No. 2: Isaac Okoro has to play less
Isaac Okoro has had the starting spot gift-wrapped that Dean Wade has never been able to retain. That’s not to suggest that Okoro hasn’t worked hard, or that he isn’t a good player. It does mean to communicate that from the moment Okoro was drafted, the Cavs have handed him the starting small forward position and asked him to rise to the occasion.
Okoro has played 210 games for the Cavaliers and started 174 of them, including all 128 games in his first two seasons. It took until the playoffs last season for the Cavs to seriously limit his role, on account of his poor shooting. Okoro is an extremely low-volume shooter who only takes wide-open attempts; 2.1 of his 2.3 3-pointers last season were classified as “wide open” by the NBA, a whopping 91 percent. The fact that he only hit 36.3 percent of his triples is an indictment on his shooting ability.
The defense is certainly there for Okoro, but primarily as a backcourt defender. He can hound opposing guards, is slippery over screens and has quick hands to poke the ball away. He’s only 6’5″ though, without a super-plus wingspan; he’s alright defending most small forwards, but it’s not his speciality, and against larger forwards he is toast.
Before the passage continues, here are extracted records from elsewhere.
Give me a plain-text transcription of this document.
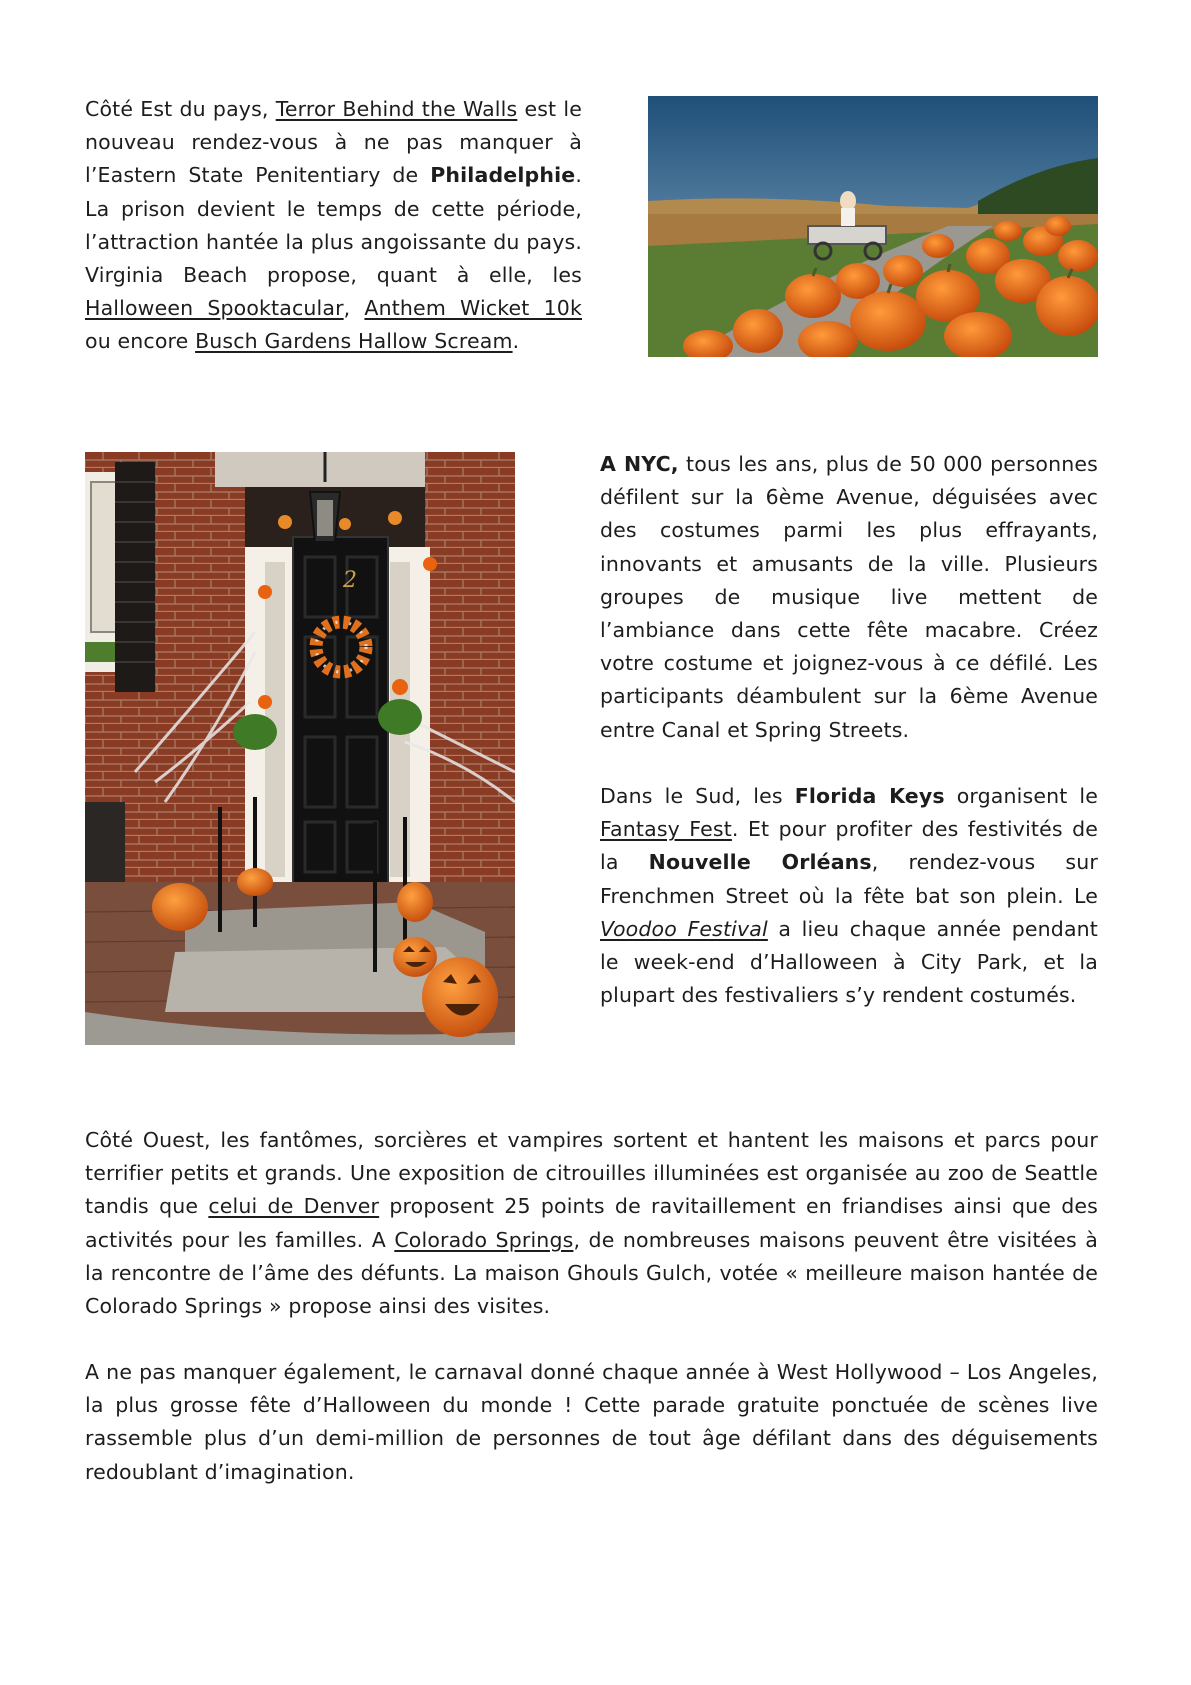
Côté Est du pays, Terror Behind the Walls est le nouveau rendez-vous à ne pas manquer à l’Eastern State Penitentiary de Philadelphie. La prison devient le temps de cette période, l’attraction hantée la plus angoissante du pays. Virginia Beach propose, quant à elle, les Halloween Spooktacular, Anthem Wicket 10k ou encore Busch Gardens Hallow Scream.

2

A NYC, tous les ans, plus de 50 000 personnes défilent sur la 6ème Avenue, déguisées avec des costumes parmi les plus effrayants, innovants et amusants de la ville. Plusieurs groupes de musique live mettent de l’ambiance dans cette fête macabre. Créez votre costume et joignez-vous à ce défilé. Les participants déambulent sur la 6ème Avenue entre Canal et Spring Streets.

Dans le Sud, les Florida Keys organisent le Fantasy Fest. Et pour profiter des festivités de la Nouvelle Orléans, rendez-vous sur Frenchmen Street où la fête bat son plein. Le Voodoo Festival a lieu chaque année pendant le week-end d’Halloween à City Park, et la plupart des festivaliers s’y rendent costumés.

Côté Ouest, les fantômes, sorcières et vampires sortent et hantent les maisons et parcs pour terrifier petits et grands. Une exposition de citrouilles illuminées est organisée au zoo de Seattle tandis que celui de Denver proposent 25 points de ravitaillement en friandises ainsi que des activités pour les familles. A Colorado Springs, de nombreuses maisons peuvent être visitées à la rencontre de l’âme des défunts. La maison Ghouls Gulch, votée « meilleure maison hantée de Colorado Springs » propose ainsi des visites.

A ne pas manquer également, le carnaval donné chaque année à West Hollywood – Los Angeles, la plus grosse fête d’Halloween du monde ! Cette parade gratuite ponctuée de scènes live rassemble plus d’un demi-million de personnes de tout âge défilant dans des déguisements redoublant d’imagination.
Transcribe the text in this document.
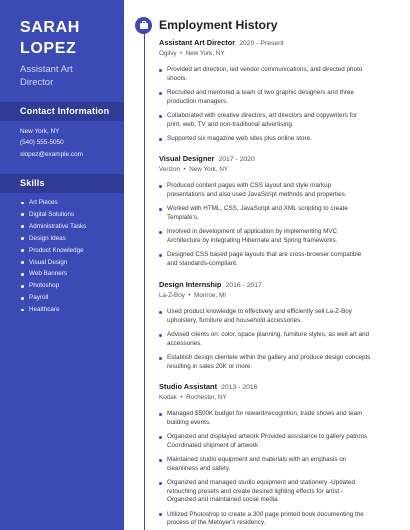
SARAH
LOPEZ
Assistant Art
Director
Contact Information
New York, NY
(540) 555-5050
slopez@example.com
Skills
Art Pieces
Digital Solutions
Administrative Tasks
Design Ideas
Product Knowledge
Visual Design
Web Banners
Photoshop
Payroll
Healthcare
Employment History
Assistant Art Director 2020 - Present
Ogilvy  •  New York, NY
Provided art direction, led vendor communications, and directed photo
shoots.
Recruited and mentored a team of two graphic designers and three
production managers.
Collaborated with creative directors, art directors and copywriters for
print, web, TV and non-traditional advertising.
Supported six magazine web sites plus online store.
Visual Designer 2017 - 2020
Verizon  •  New York, NY
Produced content pages with CSS layout and style markup
presentations and also used JavaScript methods and properties.
Worked with HTML, CSS, JavaScript and XML scripting to create
Template's.
Involved in development of application by implementing MVC
Architecture by integrating Hibernate and Spring frameworks.
Designed CSS based page layouts that are cross-browser compatible
and standards-compliant.
Design Internship 2016 - 2017
La-Z-Boy  •  Monroe, MI
Used product knowledge to effectively and efficiently sell La-Z-Boy
upholstery, furniture and household accessories.
Advised clients on: color, space planning, furniture styles, as well art and
accessories.
Establish design clientele within the gallery and produce design concepts
resulting in sales 20K or more.
Studio Assistant 2013 - 2016
Kodak  •  Rochester, NY
Managed $500K budget for reward/recognition, trade shows and team
building events.
Organized and displayed artwork Provided assistance to gallery patrons
Coordinated shipment of artwork
Maintained studio equipment and materials with an emphasis on
cleanliness and safety.
Organized and managed studio equipment and stationery -Updated
retouching presets and create desired lighting effects for artist -
Organized and maintained social media
Utilized Photoshop to create a 300 page printed book documenting the
process of the Metoyer's residency.
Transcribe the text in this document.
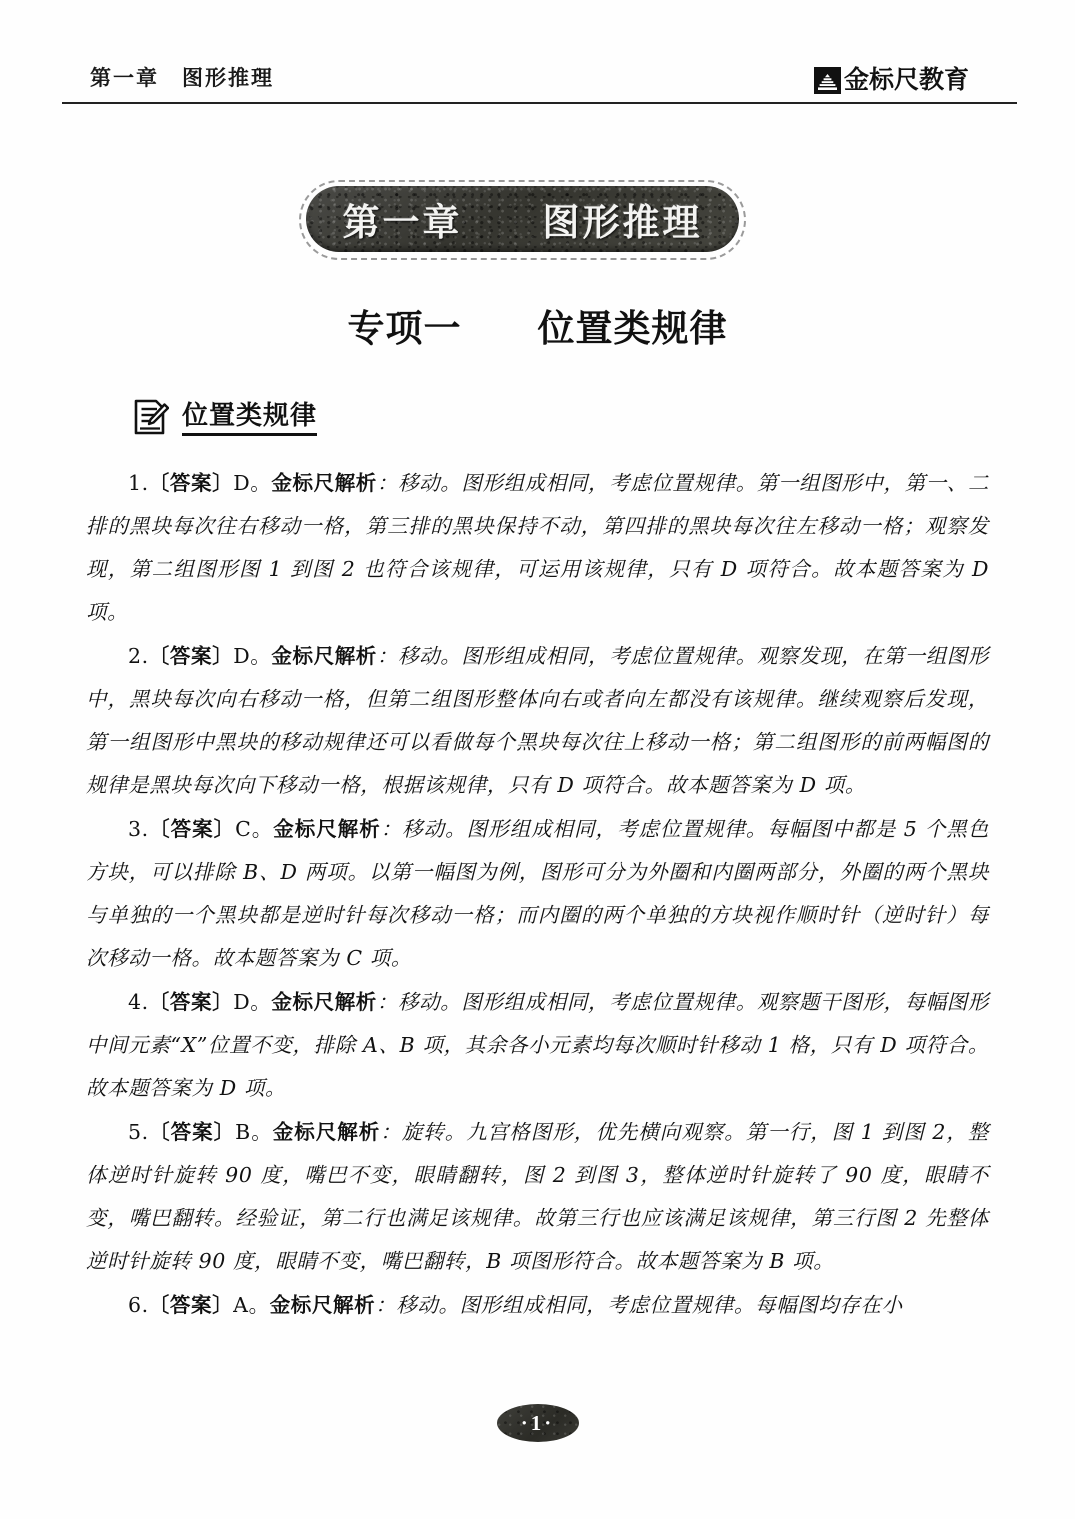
第一章　图形推理	金标尺教育
第一章　　图形推理
专项一　　位置类规律
位置类规律

1.〔答案〕D。金标尺解析：移动。图形组成相同，考虑位置规律。第一组图形中，第一、二排的黑块每次往右移动一格，第三排的黑块保持不动，第四排的黑块每次往左移动一格；观察发现，第二组图形图 1 到图 2 也符合该规律，可运用该规律，只有 D 项符合。故本题答案为 D 项。

2.〔答案〕D。金标尺解析：移动。图形组成相同，考虑位置规律。观察发现，在第一组图形中，黑块每次向右移动一格，但第二组图形整体向右或者向左都没有该规律。继续观察后发现，第一组图形中黑块的移动规律还可以看做每个黑块每次往上移动一格；第二组图形的前两幅图的规律是黑块每次向下移动一格，根据该规律，只有 D 项符合。故本题答案为 D 项。

3.〔答案〕C。金标尺解析：移动。图形组成相同，考虑位置规律。每幅图中都是 5 个黑色方块，可以排除 B、D 两项。以第一幅图为例，图形可分为外圈和内圈两部分，外圈的两个黑块与单独的一个黑块都是逆时针每次移动一格；而内圈的两个单独的方块视作顺时针（逆时针）每次移动一格。故本题答案为 C 项。

4.〔答案〕D。金标尺解析：移动。图形组成相同，考虑位置规律。观察题干图形，每幅图形中间元素“X”位置不变，排除 A、B 项，其余各小元素均每次顺时针移动 1 格，只有 D 项符合。故本题答案为 D 项。

5.〔答案〕B。金标尺解析：旋转。九宫格图形，优先横向观察。第一行，图 1 到图 2，整体逆时针旋转 90 度，嘴巴不变，眼睛翻转，图 2 到图 3，整体逆时针旋转了 90 度，眼睛不变，嘴巴翻转。经验证，第二行也满足该规律。故第三行也应该满足该规律，第三行图 2 先整体逆时针旋转 90 度，眼睛不变，嘴巴翻转，B 项图形符合。故本题答案为 B 项。

6.〔答案〕A。金标尺解析：移动。图形组成相同，考虑位置规律。每幅图均存在小

·1·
The Cavs need to give up on shoehorning Okoro into the small forward position, instead slotting him in as a lockdown defender at the 2 who can play alongside a smaller guard and take on the more challenging defensive assignment. Perhaps his shot eventually comes around, perhaps not, but he needs to slip under 20 minutes per game and be a rotational option, not a rotation lock.